Primeiramente vale lembrar que, por mais que haja uma sacralização dos objetos de coleção, eles nunca podem ser somente da ordem do sagrado. Por exemplo, todo disco traz as marcas humanas do trabalho e do dispositivo Indústria da Música. É nesse sentido que pode se localizar um jogo permanente entre a reivindicação de um valor que transcende os valores de uso e de troca por parte do colecionador, mas que não consegue “zerar” essa relação (2012, p.10).

O motivo mais profundo do colecionador, para Benjamin, é empreender “a luta contra a dispersão. O grande colecionador é tocado bem na origem pela confusão, pela dispersão em que se encontram as coisas no mundo [...]”. (2006, p. 245). Para afastar essa angústia de uma

vida tão fragmentada ele coleciona, organiza, cataloga — na sua maneira, podendo ser inteligível pra outros — e assim cria um mundo particular repleto de memória e identidade:

É a partir de múltiplos mundos classificados, ordenados e nomeados em sua memória, de acordo com uma lógica do mesmo e do outro subjacente a toda categorização – reunir o semelhante, separar o diferente – que um indivíduo vai construir e impor sua própria identidade. As descontinuidades que ele vai impor sob a forma de categorias e taxonomias diversas à sua experiência do mundo exterior lhe permitem identificar e se orientar em um “corpus de dados sensíveis que seria, de outra forma, caótico” (CANDAU, 2012, p. 84).
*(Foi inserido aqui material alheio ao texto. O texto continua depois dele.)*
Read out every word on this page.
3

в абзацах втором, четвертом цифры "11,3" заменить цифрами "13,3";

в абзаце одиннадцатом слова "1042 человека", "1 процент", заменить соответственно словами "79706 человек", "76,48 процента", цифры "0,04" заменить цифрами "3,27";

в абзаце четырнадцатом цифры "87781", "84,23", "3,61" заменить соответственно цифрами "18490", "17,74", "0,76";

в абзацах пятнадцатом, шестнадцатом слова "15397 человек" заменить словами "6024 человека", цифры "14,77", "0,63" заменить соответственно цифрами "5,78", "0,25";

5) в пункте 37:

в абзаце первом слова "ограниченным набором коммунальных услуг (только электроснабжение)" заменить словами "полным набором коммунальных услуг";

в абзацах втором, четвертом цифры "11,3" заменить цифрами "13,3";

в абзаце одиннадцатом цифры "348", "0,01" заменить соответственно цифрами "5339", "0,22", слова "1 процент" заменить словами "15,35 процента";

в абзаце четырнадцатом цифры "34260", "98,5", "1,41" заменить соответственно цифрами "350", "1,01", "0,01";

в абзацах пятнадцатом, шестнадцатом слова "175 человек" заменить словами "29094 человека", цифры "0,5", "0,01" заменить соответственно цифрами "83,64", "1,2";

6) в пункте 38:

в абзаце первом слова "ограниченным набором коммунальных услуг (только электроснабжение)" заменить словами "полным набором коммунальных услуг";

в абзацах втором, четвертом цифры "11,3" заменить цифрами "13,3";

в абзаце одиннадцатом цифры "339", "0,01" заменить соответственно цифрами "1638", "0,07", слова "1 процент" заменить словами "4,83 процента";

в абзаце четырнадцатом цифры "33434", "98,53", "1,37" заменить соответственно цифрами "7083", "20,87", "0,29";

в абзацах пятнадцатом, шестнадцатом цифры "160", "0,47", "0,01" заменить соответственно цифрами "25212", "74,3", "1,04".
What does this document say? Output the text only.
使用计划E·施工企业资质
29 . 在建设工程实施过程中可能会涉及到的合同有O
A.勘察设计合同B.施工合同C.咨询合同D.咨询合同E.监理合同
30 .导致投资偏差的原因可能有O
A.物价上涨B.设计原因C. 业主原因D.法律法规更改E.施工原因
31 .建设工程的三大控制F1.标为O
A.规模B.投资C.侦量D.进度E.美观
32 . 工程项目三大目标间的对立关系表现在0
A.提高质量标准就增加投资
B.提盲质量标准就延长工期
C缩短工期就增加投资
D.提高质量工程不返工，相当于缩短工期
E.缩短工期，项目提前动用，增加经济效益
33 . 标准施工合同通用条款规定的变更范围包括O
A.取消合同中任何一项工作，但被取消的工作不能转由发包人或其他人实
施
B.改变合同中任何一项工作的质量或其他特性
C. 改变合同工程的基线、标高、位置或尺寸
Também podemos ver em Baudrillard um colecionador que luta contra essa angústia, que tenta, de certa maneira, ter a sensação de controle sobre sua vida e atingir um equilíbrio — o qual existe, mas será neurótico, na posição do autor. Para ele, o real poder dos objetos vem do fato de a organização da coleção poder substituir o tempo, sendo por isso muitas vezes referida como passatempo, por aboli-lo:

Deixemos de lado aqui a mitologia espontânea que quer que o homem ou se prolongue ou sobreviva nos seus objetos. O processo-refúgio não é o de imortalidade, de perpetuidade, de sobrevivência em um objeto-reflexo [...], mas sim um jogo mais complexo de “reciclagem” do nascimento e da morte em um sistema

de objetos. O que o homem encontra nos objetos não é a garantia de sobreviver, é a de viver a partir de então continuamente em uma forma cíclica e controlada o processo de sua existência e de ultrapassar assim simbolicamente esta existência real cujo acontecimento irreversível [a morte] lhe escapa (BAUDRILLARD, 2009,

p. 104-105, grifos do autor).

Apesar de Benjamin (1995, p. 234) colocar que uma das características mais intrínsecas da coleção é sua transmissibilidade, e que o receptor desta deva agir como um herdeiro, zelando por sua posse, ele acredita que a coleção perde seu sentido quando perde seu agente. Inclusive, de maneira bem radical, defende que as coleções públicas são desprovidas de sentido, apesar do bem que fazem à sociedade. Por dizer tanto sobre identidade, essas coleções seriam algo inseparável de seu dono.

Ou, na perspectiva baudrillardiana: o fim do ciclo dos objetos-reflexo, que representam o lado narcisista de todo colecionador. Para o autor, os objetos são como um espelho melhorado, que refletem as imagens desejadas e não as reais. Apresentando a capacidade de ser possuído, personalizado e contabilizado e não oferecendo nenhum tipo de restrição, esse objeto é investido de tudo que não é possível numa relação humana, visto que as diferenças, no relacionamento entre seres vivos, dirigiriam uns contra os outros. Segundo ele, os objetos colecionados são, no fundo, a repetição do próprio colecionador; então, apesar de poder ser continuada após a morte do primeiro dono, a coleção nunca será a mesma.